In [None]:
import pandas as pd
import matplotlib.pyplot as plt
import numpy as np
import plotly as py
import plotly.express as px
import seaborn as sns
from pca import pca
from sklearn.decomposition import PCA
from sklearn.cluster import KMeans
from sklearn.preprocessing import StandardScaler
from joblib import dump

In [None]:
#importing the csv file to create models.
music_df = pd.read_csv('data.csv',index_col=['name'])
#droping columns that will just muddy up the data
music_df = music_df.drop(columns=['artists', 'release_date', 'id'])
#taking a look at the final dataframe before applying kmeans and pca
music_df.head()

In [None]:
#scalling the information to find the best fit
music_scale = pd.DataFrame(data=StandardScaler().fit_transform(music_df), columns=music_df.columns, index=music_df.index)
music_scale.head()

In [None]:
# creating cluster defenition to call back when running kmeans
kmeans=KMeans(n_clusters=10, random_state=42)
kmeans.fit(music_scale.values)
#find the centers of the Kmeans data
centers = kmeans.cluster_centers_
#prepare the lables of Kmeans for graphing
labels=kmeans.labels_
labels

In [None]:
def elbow_plot(df, num_clusters_test=10):
  """Create an elbow plot of KMeans Clustering data."""
  label_predictions = []
  for num in range(1, num_clusters_test+1):
    model = KMeans(num)
    model.fit(df)
    label_predictions.append(model.inertia_)
    print(num)
  plt.title('Cluster Variance')
  plt.xlabel('Number of Clusters')
  plt.ylabel('Sum of Squared Distances')
  plt.plot(range(1, num_clusters_test+1), label_predictions, 'rx-')
  plt.show()

In [None]:
elbow_plot(music_scale, 20)

### Kmeans 3d scater plots

In [None]:
music_scale.columns

In [None]:
#adding lables to color code each group type
music_df['group']=labels.astype(str)
#sampling the dataset to make a more managable graph
music_sample = music_df.sample(5000, random_state=42)
#color dictionary
colors={'0':'crimson',
        '1':'#4da6ff',
        '2':'#ff66cc',
        '3':'#993366',
        '4':'#ffff66',
        '5':'#99ff33',
        '6':'#009933',
        '7':'#00ffff',
        '8':'#cc3300',
        '9':'#cc33ff'
       }
#graphing the Kmeans test
fig = px.scatter_3d(music_sample,
                    x='energy', # the first important feature
                    y='danceability', # the second important feature
                    z='liveness', # the third important feature
                    color='group', # calling the K-means group labels column for apllying color to the different data points
                    color_discrete_map=colors, # using the color dictionary previously created to apply colors 
                    width=700,
                    height=500,
                    hover_name=music_sample.index) # make each dot show teh name of the song when someone hovers over the dot
fig.update_traces(marker = dict(size=1), #changing the dot size to be something more reasonable and easier to see
                  showlegend=False) #removing the ledgend that is nodiscriptive and serves no puropse
fig.show()

In [None]:
# Set a custom color palette to match with plotly graph
sncolors=('crimson',
          '#4da6ff',
          '#ff66cc',
          '#993366',
          '#ffff66',
          '#99ff33',
          '#009933',
          '#00ffff',
          '#cc3300',
          '#cc33ff')
customPalette = sns.set_palette(sns.color_palette(sncolors))

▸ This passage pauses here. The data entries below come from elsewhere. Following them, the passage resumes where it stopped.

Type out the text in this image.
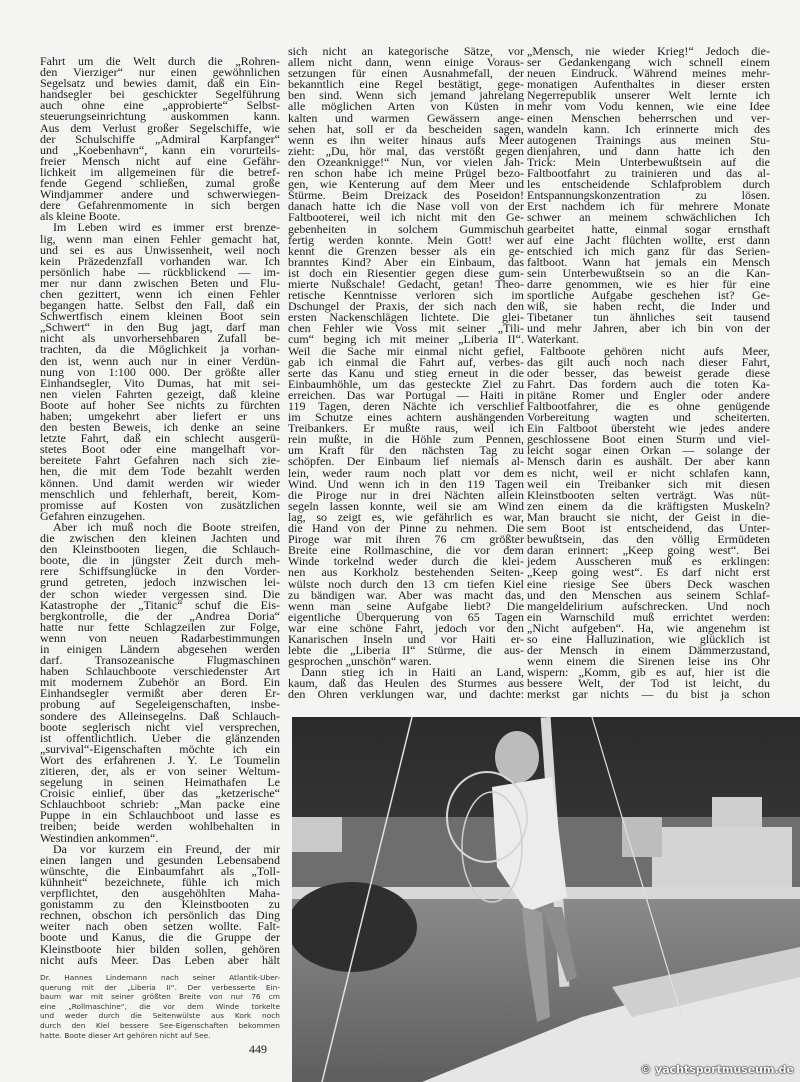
Fahrt um die Welt durch die „Rohren-
den Vierziger“ nur einen gewöhnlichen
Segelsatz und bewies damit, daß ein Ein-
handsegler bei geschickter Segelführung
auch ohne eine „approbierte“ Selbst-
steuerungseinrichtung auskommen kann.
Aus dem Verlust großer Segelschiffe, wie
der Schulschiffe „Admiral Karpfanger“
und „Koebenhavn“, kann ein vorurteils-
freier Mensch nicht auf eine Gefähr-
lichkeit im allgemeinen für die betref-
fende Gegend schließen, zumal große
Windjammer andere und schwerwiegen-
dere Gefahrenmomente in sich bergen
als kleine Boote.
Im Leben wird es immer erst brenze-
lig, wenn man einen Fehler gemacht hat,
und sei es aus Unwissenheit, weil noch
kein Präzedenzfall vorhanden war. Ich
persönlich habe — rückblickend — im-
mer nur dann zwischen Beten und Flu-
chen gezittert, wenn ich einen Fehler
begangen hatte. Selbst den Fall, daß ein
Schwertfisch einem kleinen Boot sein
„Schwert“ in den Bug jagt, darf man
nicht als unvorhersehbaren Zufall be-
trachten, da die Möglichkeit ja vorhan-
den ist, wenn auch nur in einer Verdün-
nung von 1:100 000. Der größte aller
Einhandsegler, Vito Dumas, hat mit sei-
nen vielen Fahrten gezeigt, daß kleine
Boote auf hoher See nichts zu fürchten
haben; umgekehrt aber liefert er uns
den besten Beweis, ich denke an seine
letzte Fahrt, daß ein schlecht ausgerü-
stetes Boot oder eine mangelhaft vor-
bereitete Fahrt Gefahren nach sich zie-
hen, die mit dem Tode bezahlt werden
können. Und damit werden wir wieder
menschlich und fehlerhaft, bereit, Kom-
promisse auf Kosten von zusätzlichen
Gefahren einzugehen.
Aber ich muß noch die Boote streifen,
die zwischen den kleinen Jachten und
den Kleinstbooten liegen, die Schlauch-
boote, die in jüngster Zeit durch meh-
rere Schiffsunglücke in den Vorder-
grund getreten, jedoch inzwischen lei-
der schon wieder vergessen sind. Die
Katastrophe der „Titanic“ schuf die Eis-
bergkontrolle, die der „Andrea Doria“
hatte nur fette Schlagzeilen zur Folge,
wenn von neuen Radarbestimmungen
in einigen Ländern abgesehen werden
darf. Transozeanische Flugmaschinen
haben Schlauchboote verschiedenster Art
mit modernem Zubehör an Bord. Ein
Einhandsegler vermißt aber deren Er-
probung auf Segeleigenschaften, insbe-
sondere des Alleinsegelns. Daß Schlauch-
boote seglerisch nicht viel versprechen,
ist offentlichtlich. Ueber die glänzenden
„survival“-Eigenschaften möchte ich ein
Wort des erfahrenen J. Y. Le Toumelin
zitieren, der, als er von seiner Weltum-
segelung in seinen Heimathafen Le
Croisic einlief, über das „ketzerische“
Schlauchboot schrieb: „Man packe eine
Puppe in ein Schlauchboot und lasse es
treiben; beide werden wohlbehalten in
Westindien ankommen“.
Da vor kurzem ein Freund, der mir
einen langen und gesunden Lebensabend
wünschte, die Einbaumfahrt als „Toll-
kühnheit“ bezeichnete, fühle ich mich
verpflichtet, den ausgehöhlten Maha-
gonistamm zu den Kleinstbooten zu
rechnen, obschon ich persönlich das Ding
weiter nach oben setzen wollte. Falt-
boote und Kanus, die die Gruppe der
Kleinstboote hier bilden sollen, gehören
nicht aufs Meer. Das Leben aber hält
sich nicht an kategorische Sätze, vor
allem nicht dann, wenn einige Voraus-
setzungen für einen Ausnahmefall, der
bekanntlich eine Regel bestätigt, gege-
ben sind. Wenn sich jemand jahrelang
alle möglichen Arten von Küsten in
kalten und warmen Gewässern ange-
sehen hat, soll er da bescheiden sagen,
wenn es ihn weiter hinaus aufs Meer
zieht: „Du, hör mal, das verstößt gegen
den Ozeanknigge!“ Nun, vor vielen Jah-
ren schon habe ich meine Prügel bezo-
gen, wie Kenterung auf dem Meer und
Stürme. Beim Dreizack des Poseidon!
danach hatte ich die Nase voll von der
Faltbooterei, weil ich nicht mit den Ge-
gebenheiten in solchem Gummischuh
fertig werden konnte. Mein Gott! wer
kennt die Grenzen besser als ein ge-
branntes Kind? Aber ein Einbaum, das
ist doch ein Riesentier gegen diese gum-
mierte Nußschale! Gedacht, getan! Theo-
retische Kenntnisse verloren sich im
Dschungel der Praxis, der sich nach den
ersten Nackenschlägen lichtete. Die glei-
chen Fehler wie Voss mit seiner „Tili-
cum“ beging ich mit meiner „Liberia II“.
Weil die Sache mir einmal nicht gefiel,
gab ich einmal die Fahrt auf, verbes-
serte das Kanu und stieg erneut in die
Einbaumhöhle, um das gesteckte Ziel zu
erreichen. Das war Portugal — Haiti in
119 Tagen, deren Nächte ich verschlief
im Schutze eines achtern aushängenden
Treibankers. Er mußte raus, weil ich
rein mußte, in die Höhle zum Pennen,
um Kraft für den nächsten Tag zu
schöpfen. Der Einbaum lief niemals al-
lein, weder raum noch platt vor dem
Wind. Und wenn ich in den 119 Tagen
die Piroge nur in drei Nächten allein
segeln lassen konnte, weil sie am Wind
lag, so zeigt es, wie gefährlich es war,
die Hand von der Pinne zu nehmen. Die
Piroge war mit ihren 76 cm größter
Breite eine Rollmaschine, die vor dem
Winde torkelnd weder durch die klei-
nen aus Korkholz bestehenden Seiten-
wülste noch durch den 13 cm tiefen Kiel
zu bändigen war. Aber was macht das,
wenn man seine Aufgabe liebt? Die
eigentliche Überquerung von 65 Tagen
war eine schöne Fahrt, jedoch vor den
Kanarischen Inseln und vor Haiti er-
lebte die „Liberia II“ Stürme, die aus-
gesprochen „unschön“ waren.
Dann stieg ich in Haiti an Land,
kaum, daß das Heulen des Sturmes aus
den Ohren verklungen war, und dachte:
„Mensch, nie wieder Krieg!“ Jedoch die-
ser Gedankengang wich schnell einem
neuen Eindruck. Während meines mehr-
monatigen Aufenthaltes in dieser ersten
Negerrepublik unserer Welt lernte ich
mehr vom Vodu kennen, wie eine Idee
einen Menschen beherrschen und ver-
wandeln kann. Ich erinnerte mich des
autogenen Trainings aus meinen Stu-
dienjahren, und dann hatte ich den
Trick: Mein Unterbewußtsein auf die
Faltbootfahrt zu trainieren und das al-
les entscheidende Schlafproblem durch
Entspannungskonzentration zu lösen.
Erst nachdem ich für mehrere Monate
schwer an meinem schwächlichen Ich
gearbeitet hatte, einmal sogar ernsthaft
auf eine Jacht flüchten wollte, erst dann
entschied ich mich ganz für das Serien-
faltboot. Wann hat jemals ein Mensch
sein Unterbewußtsein so an die Kan-
darre genommen, wie es hier für eine
sportliche Aufgabe geschehen ist? Ge-
wiß, sie haben recht, die Inder und
Tibetaner tun ähnliches seit tausend
und mehr Jahren, aber ich bin von der
Waterkant.
Faltboote gehören nicht aufs Meer,
das gilt auch noch nach dieser Fahrt,
oder besser, das beweist gerade diese
Fahrt. Das fordern auch die toten Ka-
pitäne Romer und Engler oder andere
Faltbootfahrer, die es ohne genügende
Vorbereitung wagten und scheiterten.
Ein Faltboot übersteht wie jedes andere
geschlossene Boot einen Sturm und viel-
leicht sogar einen Orkan — solange der
Mensch darin es aushält. Der aber kann
es nicht, weil er nicht schlafen kann,
weil ein Treibanker sich mit diesen
Kleinstbooten selten verträgt. Was nüt-
zen einem da die kräftigsten Muskeln?
Man braucht sie nicht, der Geist in die-
sem Boot ist entscheidend, das Unter-
bewußtsein, das den völlig Ermüdeten
daran erinnert: „Keep going west“. Bei
jedem Ausscheren muß es erklingen:
„Keep going west“. Es darf nicht erst
eine riesige See übers Deck waschen
und den Menschen aus seinem Schlaf-
mangeldelirium aufschrecken. Und noch
ein Warnschild muß errichtet werden:
„Nicht aufgeben“. Ha, wie angenehm ist
so eine Halluzination, wie glücklich ist
der Mensch in einem Dämmerzustand,
wenn einem die Sirenen leise ins Ohr
wispern: „Komm, gib es auf, hier ist die
bessere Welt, der Tod ist leicht, du
merkst gar nichts — du bist ja schon
Dr. Hannes Lindemann nach seiner Atlantik-Uber-
querung mit der „Liberia II“. Der verbesserte Ein-
baum war mit seiner größten Breite von nur 76 cm
eine „Rollmaschine“, die vor dem Winde torkelte
und weder durch die Seitenwülste aus Kork noch
durch den Kiel bessere See-Eigenschaften bekommen
hatte. Boote dieser Art gehören nicht auf See.
449
© yachtsportmuseum.de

sns.pairplot(music_sample,
             hue='group',
             vars=(['acousticness',
                    'danceability',
                    'energy',
                    'instrumentalness',
                    'liveness',
                    'loudness',
                    'popularity',
                    'speechiness',
                    'tempo',
                    'valence',
                    'year']),
             palette=customPalette,
             corner=True)
plt.savefig('kmeans_pairplots.png')
plt.show()

### PCA analysis

In [None]:
def scree_plot(pca):
  num_length=len(pca.explained_variance_ratio_) #define how many components out
  ind = np.arange(num_length) #taging the spot of each value to assign the component to
  vals= pca.explained_variance_ratio_ #the total variance of the pca

  plt.figure(figsize=(18,6))
  ax = plt.subplot(111)
  cumval = np.cumsum(vals) #add up all the variance of the proceeding pcas till that point
  ax.bar(ind,vals)
  ax.plot(ind, cumval)
  for i in range(num_length):
    ax.annotate(r'%s' % ((str(vals[i]*100)[:3])), (ind[i], vals[i]), va='bottom',ha='center',fontsize=7)

  ax.xaxis.set_tick_params(width=0)
  ax.yaxis.set_tick_params(width=2, length=12)
  plt.xlim(0,10)
 
  ax.set_xlabel("Principal Component")
  ax.set_ylabel("Variance Explained (%)")
  plt.title('Explained Variance Per Principal Component')

In [None]:
mod1=PCA(.9)

In [None]:
pca_fit= mod1.fit_transform(music_scale)

In [None]:
scree_plot(mod1)

### second pca method to determin most important features

In [None]:
mod2=pca(.9)

In [None]:
pca_fit2= mod2.fit_transform(music_scale)

In [None]:
mod2.plot()

In [None]:
pca_fit2['topfeat']['feature'].to_list()

In [None]:

# pipeline = model
# dump(pipeline, 'pipeline.joblib', compress=True)